Please no more… Steven Tyler & Bon Jovi in the owners box
Oh my god. I get it. Steven Tyler is from Massachusetts. Belichick likes Bon Jovi. Patriots fans are clubbed over the head with these facts one broadcast after another where we’re constantly shown two of the most all time stagnant presences in music taking up space in the Gillette owners box.
Well here’s another observation… Aerosmith sucks. They’ve sucked for 4 decades now. Go ahead and look it up. Dream On was the last worthwhile song they wrote and it was on their debut album in 1973. That makes it 40 years to 2013 without writing another listenable album. No, I absolutely do not consider any of their attention begging 90’s soundtrack hits to be any good. They suck. Dude Looks Like A Lady, Rag Doll, Walk this Way. These are novelty songs. They’re on par with the Monster Mash and Allan Sherman’s Hello Muddah, Hello Fadduh. This is supposed to solidify their rock n roll legacy?
Forcing Steven Tyler on us as the resident celebrity just because he lives in Mansfield is just as patronizing as rolling out Dropkick Murphys and the Mighty Mighty Bosstones every time the Red Sox need first a pitch thrown out. Even the most entrenched pink hat Boondock Saints worshiping Sullys and Murphs break down once in a while and think “Jesus, Dropkick Murphy’s again? Tessie was like 9 years ago.” Watching Steven Tyler sit in a luxury box seat is as infuriating to Patriots fans as every time you’ve ever seen someone on TV slouched over in their seat napping during the World Series.
And holy shit… that song Tyler pulled out of his ass about the Pats for those Dunkin Donuts commercials was worse than Prince’s Purple & Gold and that song Faith Hill did about how great Vince Young is during their short lived undefeated stretch.
A little background on Legendary Child – Patriots Anthem
If you’ve actually listened to the song and wondered why the lyrics seem seriously forced and slapped together that’s because they are. The song was originally the lead single on Aerosmith’s new album.
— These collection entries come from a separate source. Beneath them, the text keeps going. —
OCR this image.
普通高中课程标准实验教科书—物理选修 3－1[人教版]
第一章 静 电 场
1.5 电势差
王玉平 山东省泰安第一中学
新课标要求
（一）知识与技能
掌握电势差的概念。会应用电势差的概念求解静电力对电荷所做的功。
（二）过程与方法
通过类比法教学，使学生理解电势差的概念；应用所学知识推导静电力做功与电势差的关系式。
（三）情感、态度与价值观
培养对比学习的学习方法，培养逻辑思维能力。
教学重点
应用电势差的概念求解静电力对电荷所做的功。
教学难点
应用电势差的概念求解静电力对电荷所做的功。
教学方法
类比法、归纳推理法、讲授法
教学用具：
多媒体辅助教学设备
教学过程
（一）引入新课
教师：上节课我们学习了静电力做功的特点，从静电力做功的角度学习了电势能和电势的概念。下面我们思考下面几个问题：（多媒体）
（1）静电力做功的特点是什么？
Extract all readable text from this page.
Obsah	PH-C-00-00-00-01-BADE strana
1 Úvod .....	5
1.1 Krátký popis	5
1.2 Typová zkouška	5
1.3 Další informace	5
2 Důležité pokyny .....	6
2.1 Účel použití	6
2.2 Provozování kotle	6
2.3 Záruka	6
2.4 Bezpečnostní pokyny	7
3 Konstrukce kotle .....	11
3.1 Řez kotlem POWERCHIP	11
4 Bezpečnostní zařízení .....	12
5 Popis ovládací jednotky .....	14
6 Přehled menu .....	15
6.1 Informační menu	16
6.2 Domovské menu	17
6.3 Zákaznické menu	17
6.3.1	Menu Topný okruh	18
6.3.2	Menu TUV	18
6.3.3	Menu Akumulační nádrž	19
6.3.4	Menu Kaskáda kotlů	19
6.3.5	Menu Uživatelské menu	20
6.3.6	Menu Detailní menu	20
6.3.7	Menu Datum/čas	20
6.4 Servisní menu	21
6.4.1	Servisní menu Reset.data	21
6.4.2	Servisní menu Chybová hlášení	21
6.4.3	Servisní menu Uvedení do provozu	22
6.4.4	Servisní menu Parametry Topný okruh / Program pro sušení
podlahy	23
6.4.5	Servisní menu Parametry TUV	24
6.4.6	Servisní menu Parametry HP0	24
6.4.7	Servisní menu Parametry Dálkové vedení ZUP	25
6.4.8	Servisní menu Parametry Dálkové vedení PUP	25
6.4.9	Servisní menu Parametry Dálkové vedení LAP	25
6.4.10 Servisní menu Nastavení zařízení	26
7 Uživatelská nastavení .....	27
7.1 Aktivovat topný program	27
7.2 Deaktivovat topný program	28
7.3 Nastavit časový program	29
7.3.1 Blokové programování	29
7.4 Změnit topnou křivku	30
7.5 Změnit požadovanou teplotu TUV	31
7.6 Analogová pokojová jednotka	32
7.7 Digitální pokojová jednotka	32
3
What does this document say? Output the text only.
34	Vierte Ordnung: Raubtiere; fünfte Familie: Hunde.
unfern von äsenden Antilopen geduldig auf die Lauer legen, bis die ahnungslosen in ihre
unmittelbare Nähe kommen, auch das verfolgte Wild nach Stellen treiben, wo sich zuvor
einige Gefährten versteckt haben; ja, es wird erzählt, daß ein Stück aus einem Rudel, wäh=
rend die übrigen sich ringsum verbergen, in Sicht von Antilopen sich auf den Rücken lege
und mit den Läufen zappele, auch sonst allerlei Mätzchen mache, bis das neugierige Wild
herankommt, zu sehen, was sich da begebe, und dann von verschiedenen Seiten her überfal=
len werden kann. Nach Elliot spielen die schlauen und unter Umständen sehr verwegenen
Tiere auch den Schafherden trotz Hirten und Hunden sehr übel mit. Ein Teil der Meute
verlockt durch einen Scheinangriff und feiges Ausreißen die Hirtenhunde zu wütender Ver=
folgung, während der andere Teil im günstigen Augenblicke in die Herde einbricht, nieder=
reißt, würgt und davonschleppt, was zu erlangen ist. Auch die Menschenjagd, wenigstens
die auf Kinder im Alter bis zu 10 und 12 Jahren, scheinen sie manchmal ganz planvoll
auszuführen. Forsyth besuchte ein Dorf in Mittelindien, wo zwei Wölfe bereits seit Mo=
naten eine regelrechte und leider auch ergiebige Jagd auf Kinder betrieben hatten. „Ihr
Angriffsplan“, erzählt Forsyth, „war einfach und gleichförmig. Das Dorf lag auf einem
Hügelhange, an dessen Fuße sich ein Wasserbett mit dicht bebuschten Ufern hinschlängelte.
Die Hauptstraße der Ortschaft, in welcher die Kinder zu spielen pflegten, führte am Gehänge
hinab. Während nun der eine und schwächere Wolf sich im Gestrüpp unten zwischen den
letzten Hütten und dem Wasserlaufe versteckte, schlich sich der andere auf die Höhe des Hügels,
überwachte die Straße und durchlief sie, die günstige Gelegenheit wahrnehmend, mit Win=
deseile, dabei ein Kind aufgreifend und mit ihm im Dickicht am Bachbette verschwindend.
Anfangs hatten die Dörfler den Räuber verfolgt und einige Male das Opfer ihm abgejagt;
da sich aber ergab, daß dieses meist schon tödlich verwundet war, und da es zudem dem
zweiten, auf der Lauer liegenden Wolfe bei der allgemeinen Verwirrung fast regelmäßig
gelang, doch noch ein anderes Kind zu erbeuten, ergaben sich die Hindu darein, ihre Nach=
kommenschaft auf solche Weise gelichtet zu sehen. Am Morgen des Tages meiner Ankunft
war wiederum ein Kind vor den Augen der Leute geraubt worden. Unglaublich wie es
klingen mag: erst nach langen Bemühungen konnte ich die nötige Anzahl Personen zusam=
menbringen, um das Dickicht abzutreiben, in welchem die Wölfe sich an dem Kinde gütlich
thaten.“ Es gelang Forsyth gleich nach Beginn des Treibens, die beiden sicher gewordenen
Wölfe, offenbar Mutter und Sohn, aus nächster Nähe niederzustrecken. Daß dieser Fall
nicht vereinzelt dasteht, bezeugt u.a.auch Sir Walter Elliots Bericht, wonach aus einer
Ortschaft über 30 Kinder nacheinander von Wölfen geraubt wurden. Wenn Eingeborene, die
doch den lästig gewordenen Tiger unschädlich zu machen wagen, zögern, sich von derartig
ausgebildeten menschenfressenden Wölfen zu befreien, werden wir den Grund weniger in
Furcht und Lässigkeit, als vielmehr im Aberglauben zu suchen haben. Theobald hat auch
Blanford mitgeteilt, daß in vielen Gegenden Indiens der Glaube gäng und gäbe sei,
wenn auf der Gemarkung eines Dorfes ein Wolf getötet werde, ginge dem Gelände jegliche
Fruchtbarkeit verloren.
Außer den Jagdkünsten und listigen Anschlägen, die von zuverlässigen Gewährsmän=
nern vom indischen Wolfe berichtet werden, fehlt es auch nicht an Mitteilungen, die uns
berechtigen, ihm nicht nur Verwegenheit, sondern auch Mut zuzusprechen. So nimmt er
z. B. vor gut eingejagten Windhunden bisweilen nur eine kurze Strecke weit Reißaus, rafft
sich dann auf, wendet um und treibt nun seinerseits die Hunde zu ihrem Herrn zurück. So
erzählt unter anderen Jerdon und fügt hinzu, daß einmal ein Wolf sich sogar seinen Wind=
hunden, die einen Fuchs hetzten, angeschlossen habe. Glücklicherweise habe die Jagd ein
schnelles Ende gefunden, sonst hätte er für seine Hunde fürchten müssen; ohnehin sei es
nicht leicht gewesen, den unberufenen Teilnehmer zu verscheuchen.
You didn’t know that because you don’t listen to new Aerosmith because no one listens to new Aerosmith. They song was originally titled Legendary Child. Pepsi then dreamt up an idea for an album featuring famous artists doing anthems for NFL teams (yeah that ought to fly off the shelves). So they wrote Steven Tyler a check and (I’m assuming) 15 minutes later he had swapped out the lyrics for a bunch of gibberish and buzz words about the Patriots and boom… Legendary Child – Patriots Anthem, a song that previously had absolutely nothing to do with the Patriots, was born. Paste in this corny Photoshopped promo pic of Jerod Mayo posing with the 600 year old Aerosmith and it’s off to sit on a shelf at Newbury Comics for about 9 years.
You could not pay me enough money to believe that Jerod Mayo listens to Aerosmith. No one listens to Aerosmith. They suck.
And Bon Jovi is a Giants fan for christ’s sake. Yeah, I know Belichick likes maybe 3 things in the entire world and one of them is (somehow) Bon Jovi. He’s a Giants fan and he sucks. Wanted Dead or Alive was his last actual contribution to music and the whole point of that song was to be an ironic karaoke selection for the rest of eternity. Why is he even still a celebrity?
In the interest of saying something positive. Bon Jovi doesn’t get half the rant that Steven Tyler does. Why?
- He’s not a patronizing local celebrity.
- His music sucks but he doesn’t seem like a total dick, and doesn’t look lost at a football game like Tyler.
- He actually owns an arena league team in Philadelphia so I’d like to think he actually has an interest in football.
- His sole contribution to music was 27 years ago (1986) instead of Aerosmith’s 40.
- I still really liked that time Belichick and Charlie Weiss sung backups on Wanted Dead or Alive.
Whatever keeps Belichick happy is fine by me I guess. But if it were really up to me I’d say show some solidarity with your fan base and hit him with an egg if he comes on stadium property ever again.
One of the coolest parts of the Gillette experience is the medley of AC/DC songs that get played pre-game and in between downs. You want a rock star in your booth so bad get Angus Young in there. Be represented by a guy in a band who even after their singer died and they all hit middle age still didn’t lower themselves to writing the goofball bullshit that Aerosmith wrote. The AC/DC discography gorilla presses Aerosmith’s entire catalog and has enough left over to DDT every Bon Jovi hit ever. I cannot and will not be contradicted on this.
Let him get tanked with Bob Kraft and let wonder why all these rugby players are wearing helmets. I want to see CBS cut to an annoyed Drew Bledsoe in the owners box with Young shredding an air guitar solo using a jumbo shrimp as a pick 3 inches from his face. Kraft would spend an absolute fortune flying him in from Australia 8 times a year. But so what? At least the franchise would be pandering to a musician whose actually done something for the team.